Le Costa Concordia sous haute protection aérienne et navale

Le Costa Concordia sous haute protection aérienne et navale

Ce mercredi 23 juillet 2014 l’ancien paquebot de croisière italien Costa Concordia a quitté le lieu de son dramatique échouage sur l’île de Giglio pour rejoindre le port de Gênes où il sera ferraillé. C’est une véritable mission à haut risque pour l’environnement que les Italiens mènent en Méditerranée. En effet les cales du navire renferment encore plusieurs centaines de tonnes de produits particulièrement polluant dont des huiles moteurs et du carburant. Pour ce dernier voyage le Costa Concordia est placé sous l’escorte d’une dizaine de navires, de trois hélicoptères, et d’un avion italiens.

Les trois hélicoptères sont deux Agusta-Bell AB-212ASW de la Marina Militare et un Agusta Westland AW.139 de la Guardia Costeria. Ce dernier est notamment doté d’une caméra thermique pouvant suivre d’éventuelles fuites d’hydrocarbures.
L’avion quand à lui est un biturbopropulseur léger à hélices propulsive Piaggio P.166 appartenant lui aussi aux gardes côtes italiens. L’avion a pour rôle lui aussi de surveiller la progression du convoi et de détecter là encore des pollutions marines qui pourraient arriver.
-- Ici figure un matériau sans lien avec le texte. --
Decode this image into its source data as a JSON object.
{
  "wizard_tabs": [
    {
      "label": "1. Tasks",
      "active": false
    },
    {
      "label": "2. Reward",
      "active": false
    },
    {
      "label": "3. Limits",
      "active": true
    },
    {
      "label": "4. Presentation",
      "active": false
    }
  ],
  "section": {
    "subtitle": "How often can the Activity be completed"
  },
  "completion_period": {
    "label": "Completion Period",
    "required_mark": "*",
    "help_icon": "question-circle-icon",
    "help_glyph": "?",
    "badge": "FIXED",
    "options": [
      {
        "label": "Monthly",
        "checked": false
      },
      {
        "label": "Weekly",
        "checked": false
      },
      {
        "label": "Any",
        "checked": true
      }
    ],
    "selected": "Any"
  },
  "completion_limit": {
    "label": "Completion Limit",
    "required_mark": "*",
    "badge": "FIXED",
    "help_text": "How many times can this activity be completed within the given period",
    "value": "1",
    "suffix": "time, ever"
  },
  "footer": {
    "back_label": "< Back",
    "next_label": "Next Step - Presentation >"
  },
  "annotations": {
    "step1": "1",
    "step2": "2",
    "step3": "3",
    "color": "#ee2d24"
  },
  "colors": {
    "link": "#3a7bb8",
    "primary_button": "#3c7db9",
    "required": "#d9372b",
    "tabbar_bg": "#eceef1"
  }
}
Il faut savoir que si le convoi reste dans les eaux italiennes et dans les eaux internationales il ne fait pas l’unanimité. En France notamment des voix se sont élevées contre le fait que le Costa Concordia allait passer à moins de 15 miles marins des côtes corses, au ras de la réserve naturelle marine du Cap Corse.
Contient des dangers le ministère de l’environnement a fait armer le bâtiment de soutien, d’assistance et de dépollution Jason, juste au cas où. Ce navire privé arbore néanmoins les marquages de l’action de l’État à la mer. En outre le Super Puma de l’EH 1/44 sis sur la BA-126 de Solenzara a lui aussi été placé en état d’alerte.

À la vitesse de 5 km/h le convoi mettra environ deux jours et demi pour franchir les 280 km de mer qui séparent Giglio de Gênes. Une soixantaine d’heures durant lesquels le navire sera ultra surveillé par les équipages des navires et aéronefs italiens, mais aussi par les marins français. Croisons les doigts pour que rien ne se passe de préoccupant pour l’environnement.

Photo © Guardia Costeria.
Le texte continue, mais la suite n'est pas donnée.